Anna KARLIN

By
Photography ALESSIO BONI

Published March 25, 2015

The design world often finds itself drawn into opposing camps—modern versus traditional, functional versus decorative, restraint versus excess. But Anna Karlin will not play along. “Oh, God, no,” she says, in a rather distinct Central London brogue. “If anybody can get off their ass and put something out there, then good on you.”

Karlin’s let-a-thousand-flowers-bloom outlook might have something to do with her eclectic British background: Her anthropologist mother and independent-filmmaker father bred a certain cultural omnivorousness in their now-30-year-old daughter, as well as a sense of wanderlust that brought her to New York in 2010. “I like being new in places,” she says from her workspace in the Lower East Side. “I still feel new here.”

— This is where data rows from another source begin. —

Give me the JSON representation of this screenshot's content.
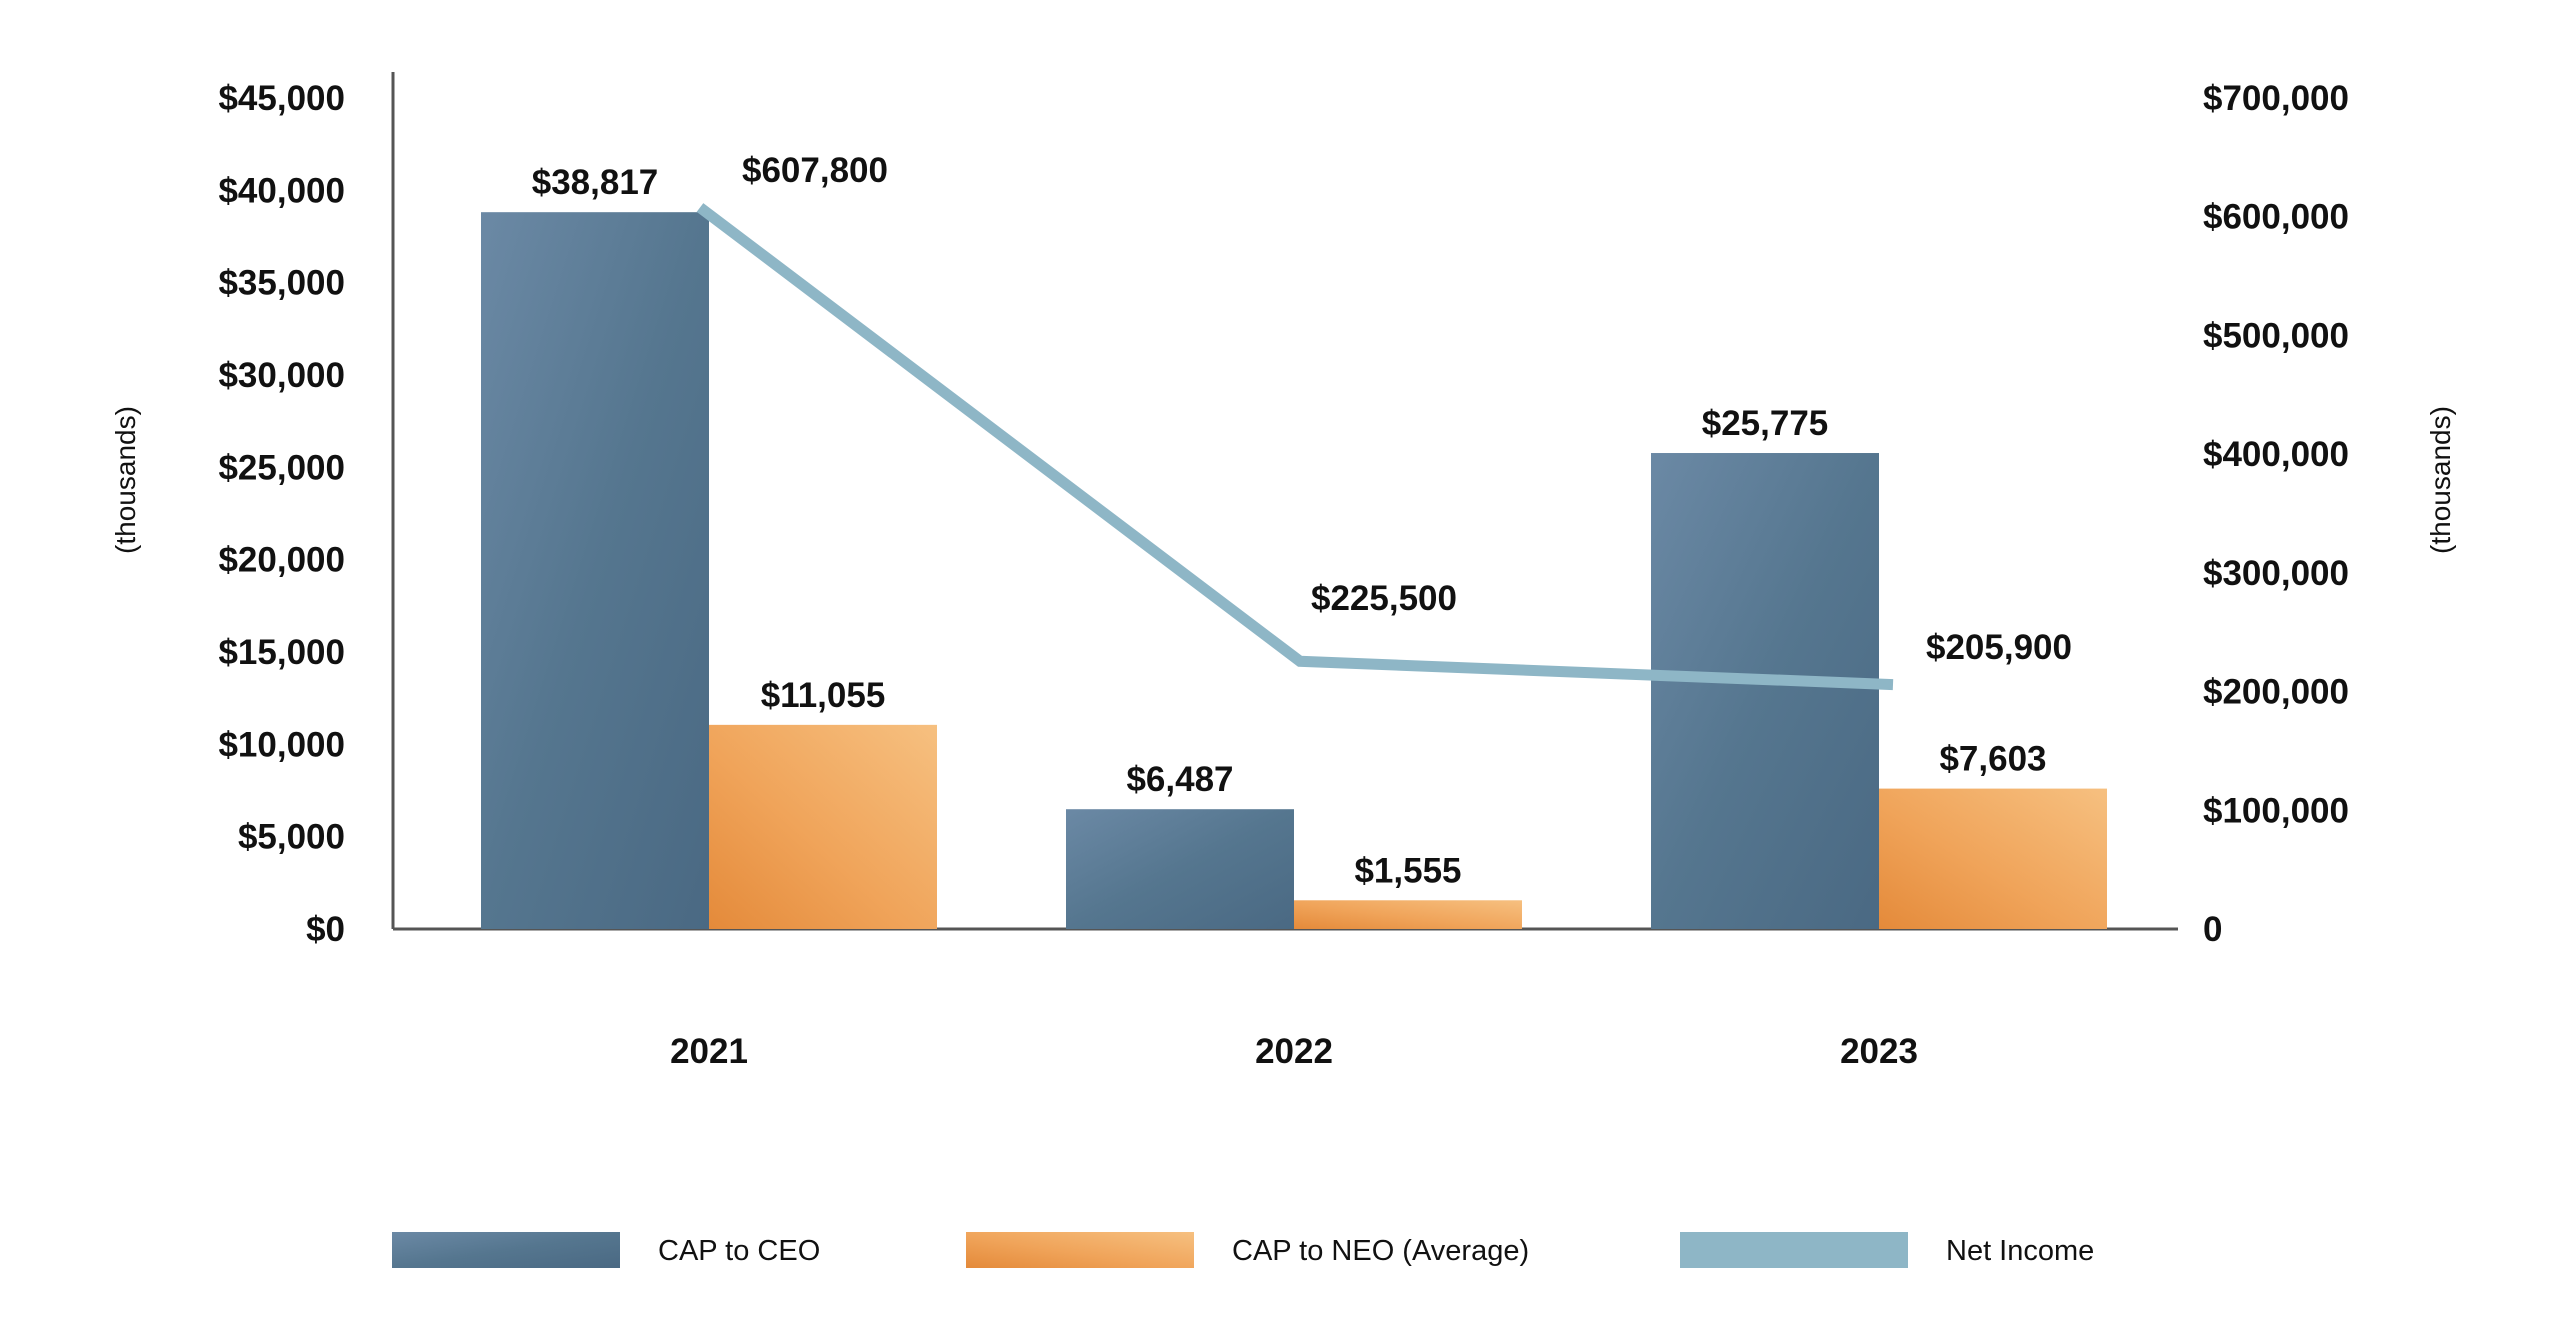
{
  "chart_data": {
    "type": "bar",
    "title": "",
    "categories": [
      "2021",
      "2022",
      "2023"
    ],
    "series": [
      {
        "name": "CAP to CEO",
        "kind": "bar",
        "axis": "left",
        "color": "#5d7f9d",
        "values": [
          38817,
          6487,
          25775
        ],
        "labels": [
          "$38,817",
          "$6,487",
          "$25,775"
        ]
      },
      {
        "name": "CAP to NEO (Average)",
        "kind": "bar",
        "axis": "left",
        "color": "#f0a55a",
        "values": [
          11055,
          1555,
          7603
        ],
        "labels": [
          "$11,055",
          "$1,555",
          "$7,603"
        ]
      },
      {
        "name": "Net Income",
        "kind": "line",
        "axis": "right",
        "color": "#8eb6c6",
        "values": [
          607800,
          225500,
          205900
        ],
        "labels": [
          "$607,800",
          "$225,500",
          "$205,900"
        ]
      }
    ],
    "left_axis": {
      "label": "(thousands)",
      "min": 0,
      "max": 45000,
      "ticks": [
        0,
        5000,
        10000,
        15000,
        20000,
        25000,
        30000,
        35000,
        40000,
        45000
      ],
      "tick_labels": [
        "$0",
        "$5,000",
        "$10,000",
        "$15,000",
        "$20,000",
        "$25,000",
        "$30,000",
        "$35,000",
        "$40,000",
        "$45,000"
      ]
    },
    "right_axis": {
      "label": "(thousands)",
      "min": 0,
      "max": 700000,
      "ticks": [
        0,
        100000,
        200000,
        300000,
        400000,
        500000,
        600000,
        700000
      ],
      "tick_labels": [
        "0",
        "$100,000",
        "$200,000",
        "$300,000",
        "$400,000",
        "$500,000",
        "$600,000",
        "$700,000"
      ]
    },
    "legend": {
      "position": "bottom",
      "items": [
        "CAP to CEO",
        "CAP to NEO (Average)",
        "Net Income"
      ]
    }
  }
}
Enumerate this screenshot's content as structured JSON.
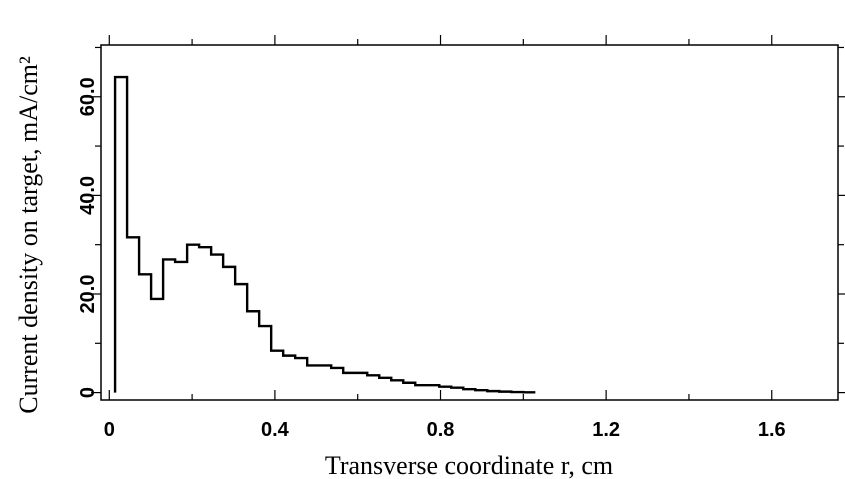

In her design work, Karlin has carved out a niche as a forward-thinking nostalgist, gleefully mingling timeless proportions and motifs with an offhanded, contemporary playfulness. Her debut collection from 2012 included a wood vanity that wouldn’t have been out of place in a late-19th-century Parisian boudoir, but it could be folded up into a neat, easily transportable barrel; her brass-plated chess stools seem weighty and formal, but in her upcoming line they’ll be decked out in colorful patterns reminiscent of 1980s PoMo. She describes her approach as “classical with a twist.”

As she’s keen to work in as many modes as possible, her output includes a bulbous yet elegant line of glassware; a two-armed pendant lamp that’s all sharp geometry on one side and glowing orb on the other; a sideline in graphic design; her own custom ceramics. “I did carpets the other day,” she says. “Am I weaver? No, but I can do them. Does it correspond to the same visual ‘plot’ as the mainline collection? No, but it’s still me.” That, by the way, is another Karlin trait: answering her own questions. (Is she embarrassed when you point this out? Absolutely.) But that, perhaps, is part of her job. “Figuring out different questions and then trying to answer them,” she says, “is what being a designer is all about.”